🤖 AI Summary
In safety-critical human–machine interaction (HMI) scenarios, quantifying uncertainty in 3D human motion prediction remains challenging due to poor calibration and uncontrolled risk arising from implicit probabilistic modeling in existing approaches. To address this, we propose ProbHMI—a novel framework leveraging invertible neural networks to construct a disentangled latent space, where probabilistic dynamics are explicitly modeled to jointly optimize pose sequence generation and uncertainty propagation. ProbHMI is the first method to simultaneously support diverse trajectory sampling and strictly calibrated uncertainty estimation, enabling quantile-level confidence outputs and risk-aware decision-making.
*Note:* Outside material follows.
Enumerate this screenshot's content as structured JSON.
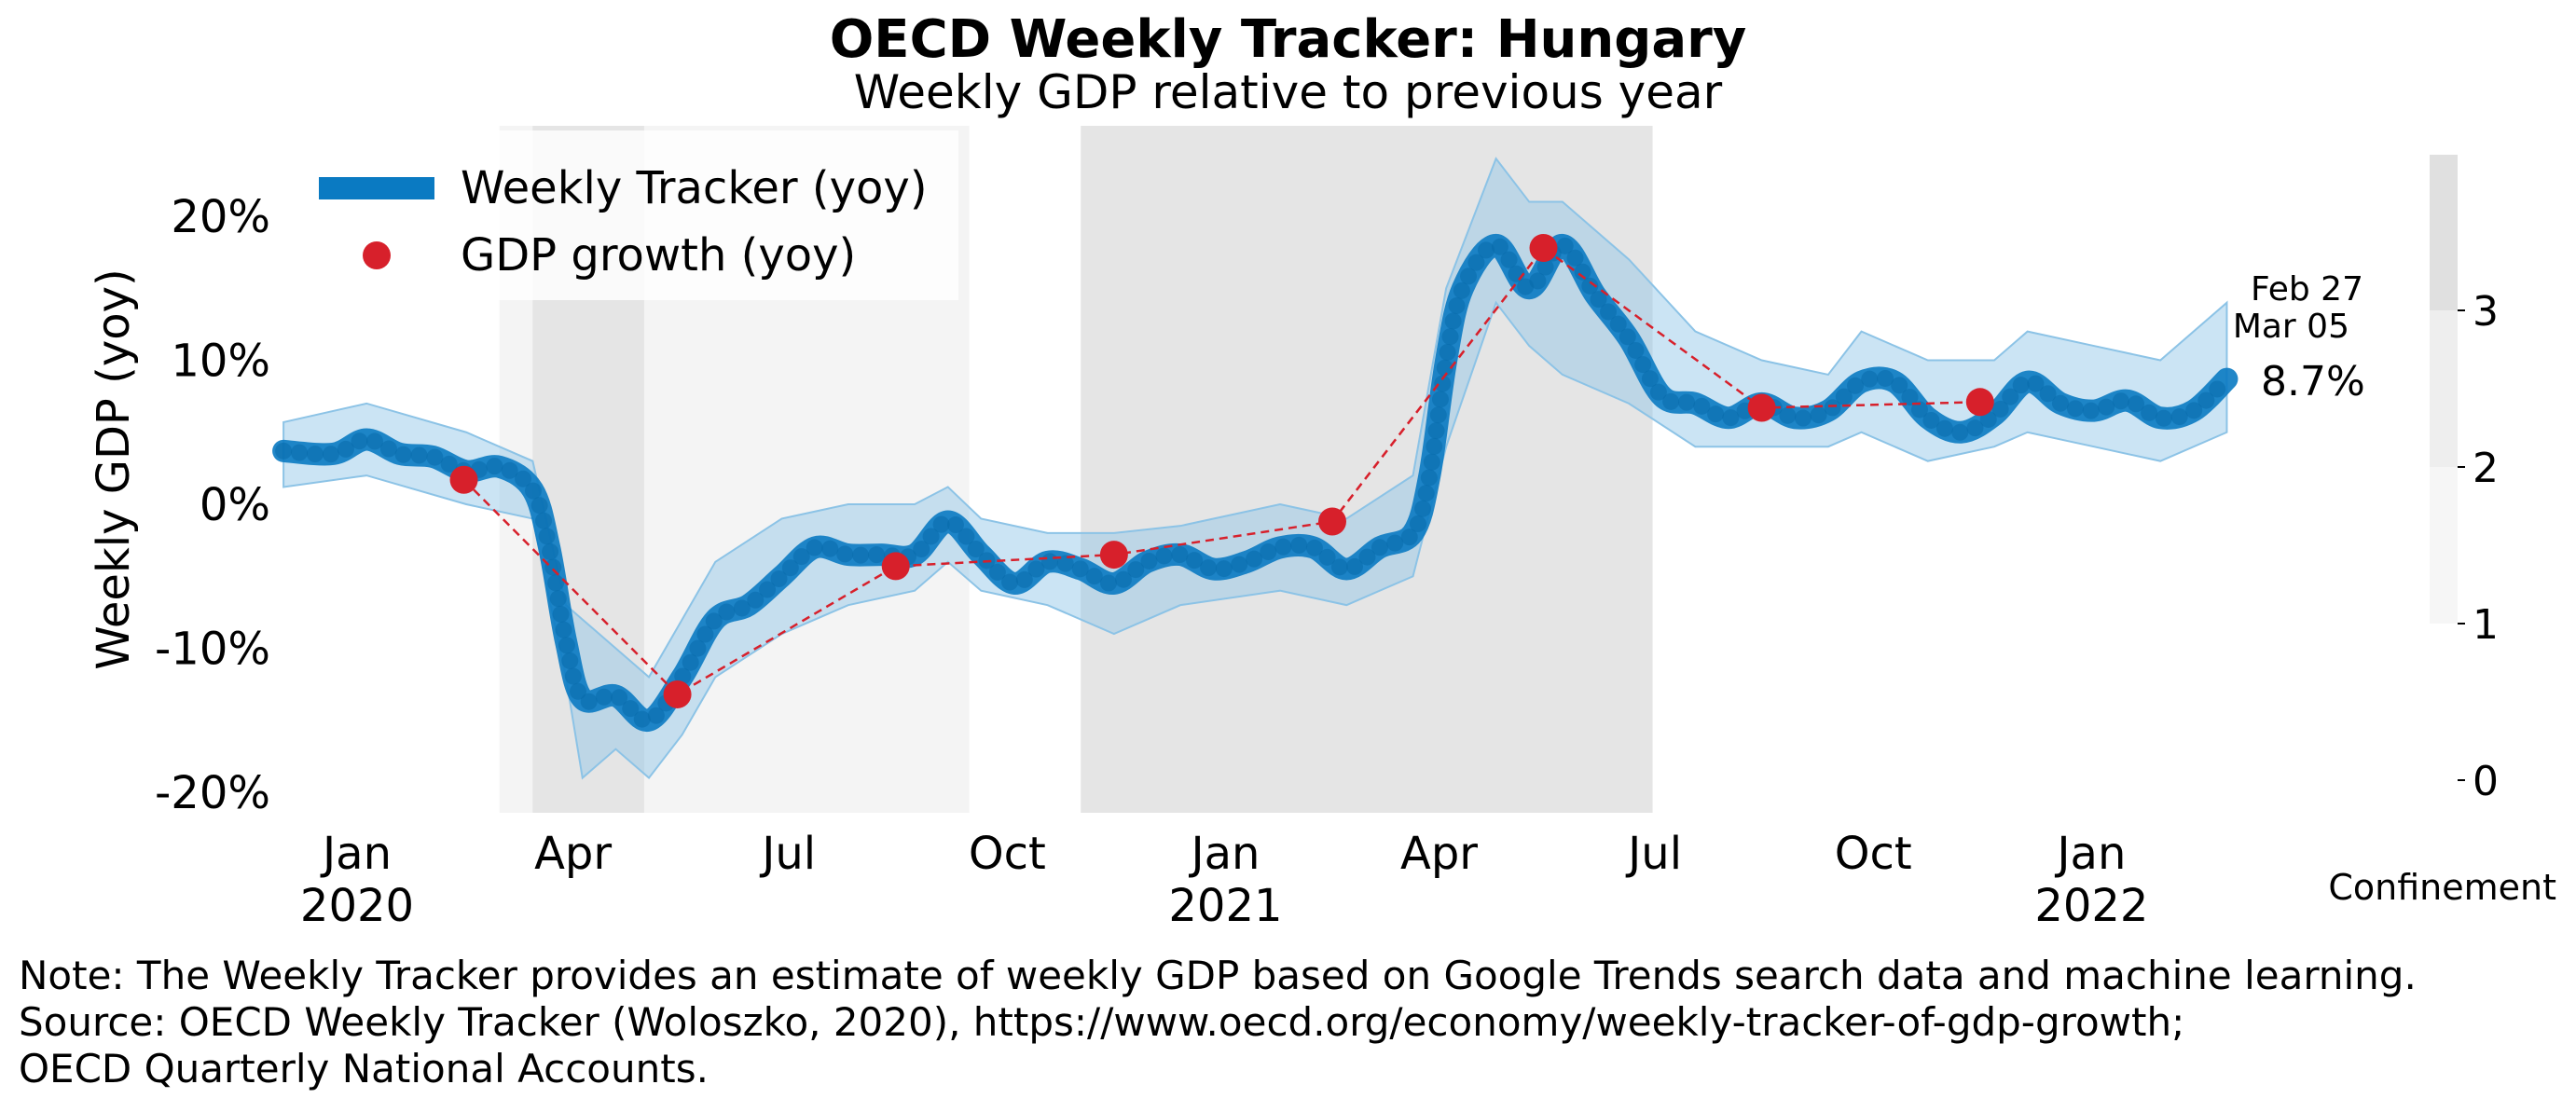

Extensive evaluation on multiple benchmarks demonstrates that ProbHMI achieves state-of-the-art performance in deterministic accuracy, predictive diversity, and uncertainty calibration. By providing reliable, well-calibrated probabilistic forecasts, ProbHMI establishes a robust foundation for safety-sensitive human motion prediction in HMI systems.
📝 Abstract
3D human motion forecasting aims to enable autonomous applications. Estimating uncertainty for each prediction (i.e., confidence based on probability density or quantile) is essential for safety-critical contexts like human-robot collaboration to minimize risks. However, existing diverse motion forecasting approaches struggle with uncertainty quantification due to implicit probabilistic representations hindering uncertainty modeling. We propose ProbHMI, which introduces invertible networks to parameterize poses in a disentangled latent space, enabling probabilistic dynamics modeling. A forecasting module then explicitly predicts future latent distributions, allowing effective uncertainty quantification. Evaluated on benchmarks, ProbHMI achieves strong performance for both deterministic and diverse prediction while validating uncertainty calibration, critical for risk-aware decision making.